Belgian police have appealed to the public for help in hunting down a gunman who shot dead four people at the Jewish Museum in Brussels, triggering fears of a resurgence of anti-Semitic violence.

BRUSSELS: Belgian police appealed on Sunday to the public for help in hunting down a gunman who shot dead four people at the Jewish Museum in Brussels, triggering fears of a resurgence of anti-Semitic violence.

Three chilling videos released by police show the man entering the building, taking a Kalashnikov automatic rifle from a bag and opening fire -- all in less than two minutes.

The man was described as being of medium height and athletic build. He carried out the attack deliberately and unhurriedly, leaving the scene on foot.

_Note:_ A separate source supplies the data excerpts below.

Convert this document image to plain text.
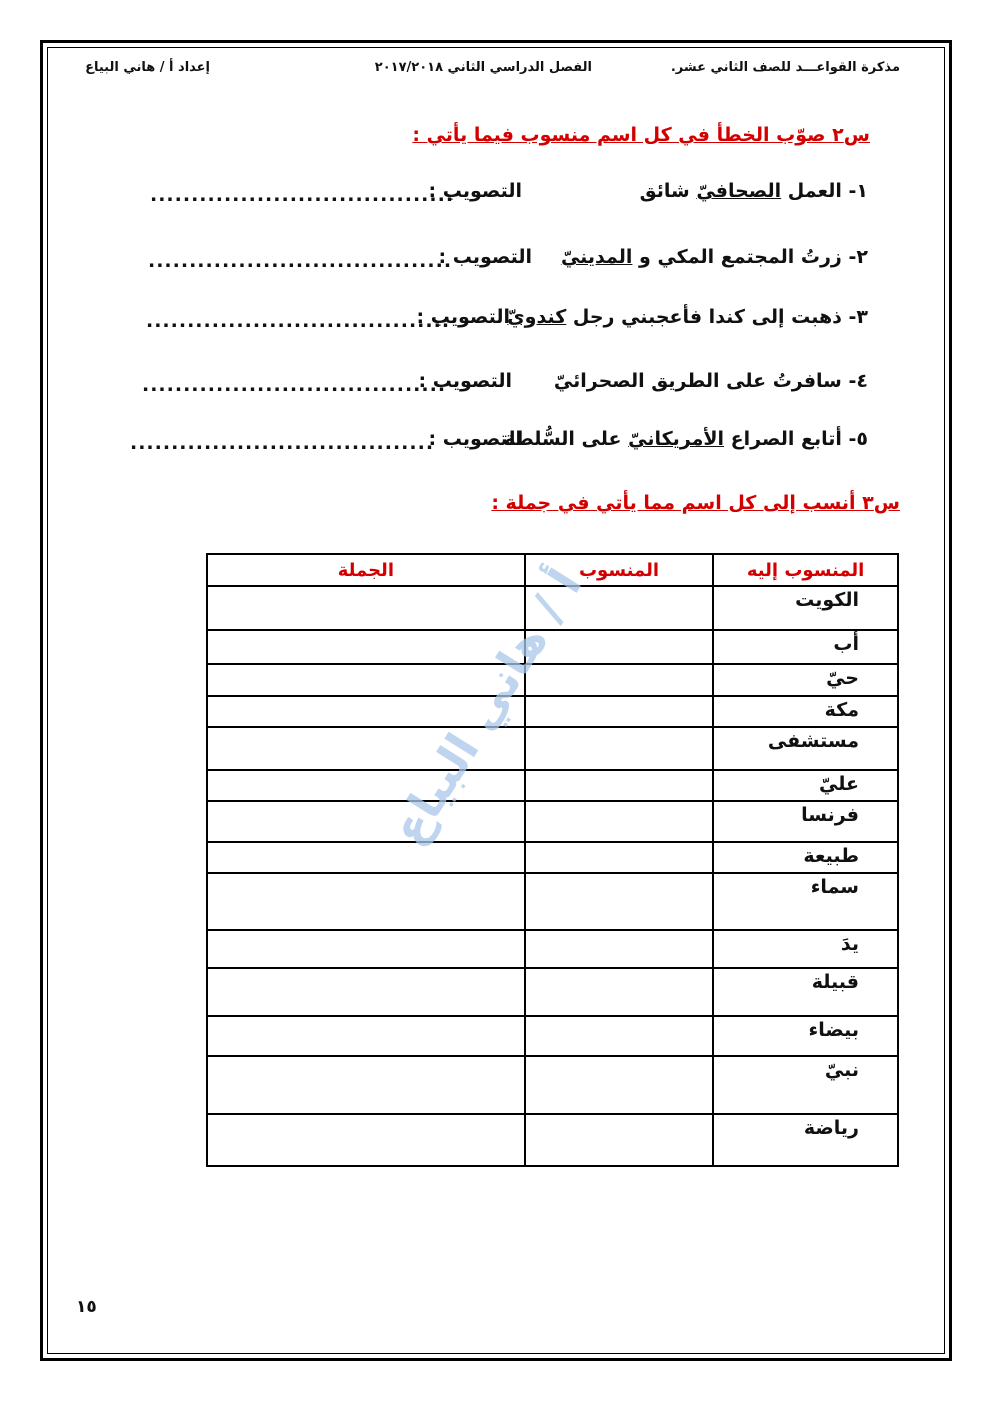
مذكرة القواعـــد للصف الثاني عشر.
الفصل الدراسي الثاني ٢٠١٧/٢٠١٨
إعداد أ / هاني البياع
س٢ صوّب الخطأ في كل اسم منسوب فيما يأتي :
١- العمل الصحافيّ شائق
التصويب :
.....................................
٢- زرتُ المجتمع المكي و المدينيّ
التصويب :
.....................................
٣- ذهبت إلى كندا فأعجبني رجل كندويّ
التصويب :
.....................................
٤- سافرتُ على الطريق الصحرائيّ
التصويب :
.....................................
٥- أتابع الصراع الأمريكانيّ على السُّلطة
التصويب :
.....................................
س٣ أنسب إلى كل اسم مما يأتي في جملة :
الجملة	المنسوب	المنسوب إليه
		الكويت
		أب
		حيّ
		مكة
		مستشفى
		عليّ
		فرنسا
		طبيعة
		سماء
		يدَ
		قبيلة
		بيضاء
		نبيّ
		رياضة
أ / هاني البياع
١٥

"The priority of priorities is to find this man. He must be arrested and stopped," said Home Affairs Minister Joelle Milquet.

"We must reassure members of the Jewish community," she added, after ordering 24/7 police protection at all of the country's synagogues, schools and cultural centres.

An Israeli tourist couple and two museum staff -- a French woman and a Belgian man -- died from gunshots to the face and neck after the man fired two rounds of automatic fire inside the museum on Saturday afternoon before escaping on foot.

The first such attack in more than 30 years in Belgium, it has revived fears of a return of anti-Semitism to Europe, with Israeli premier Benjamin Netanyahu lashing out at Europe's "hypocrisy" in its attitude to the Jewish state.

Speaking on arrival in Israel, Pope Francis said he was deeply saddened by the attack. "My thoughts go out to those who lost their lives in the attack in Brussels," he said.

The attack in the busy heart of Brussels, minutes away from a packed streetside jazz festival, came as the country headed into a crucial general election held alongside a vote for the European parliament.

"An election day is usually a celebration of democracy. Today it is clouded," said Belgium's Prime Minister Elio Di Rupo. "It is on everyone's mind."

"In Belgium we are not accustomed to such acts of barbarity."

In Paris, where authorities said two Jews were assaulted late Saturday outside a synagogue in a Paris suburb, the government too ordered tighter security for Jewish institutions across France.

Some 40,000 Jews live in Belgium, roughly half in Brussels and the remainder in the port city of Antwerp.

Flowers and candles were laid out in front of the museum on Sunday as mourners trickled by to pay respects. Several hundred people turned out in Paris and Brussels to pay homage to the dead.

"It would be terribly dangerous to see a new surge of anti-Semitism, be it from the far right or from Muslim extremists," said 66-year-old Colette Gradom who trembled with emotion as she laid a bunch of flowers at the scene.

"We feel that these actions are the outcome of a long period of hate speech against the Jews," said Rabbi Avi Tawil, who heads the European Jewish Community Centre.

The head of the European Jewish Congress, Moshe Kantor, who met premier Di Rupo on Sunday, stressed that the attack took place two years after the killing of four Jews, including three children, in the French city of Toulouse.

There was no security at the museum leading up to the attack and Jewish community leaders said there had been no threats.

The Jewish Museum of Belgium is in the heart of the Sablon district which is home to top antique dealers. The area is a popular weekend haunt for shoppers and tourists.

In 1982 a gunman opened fire at the entrance of the synagogue in Brussels, wounding four people, two seriously.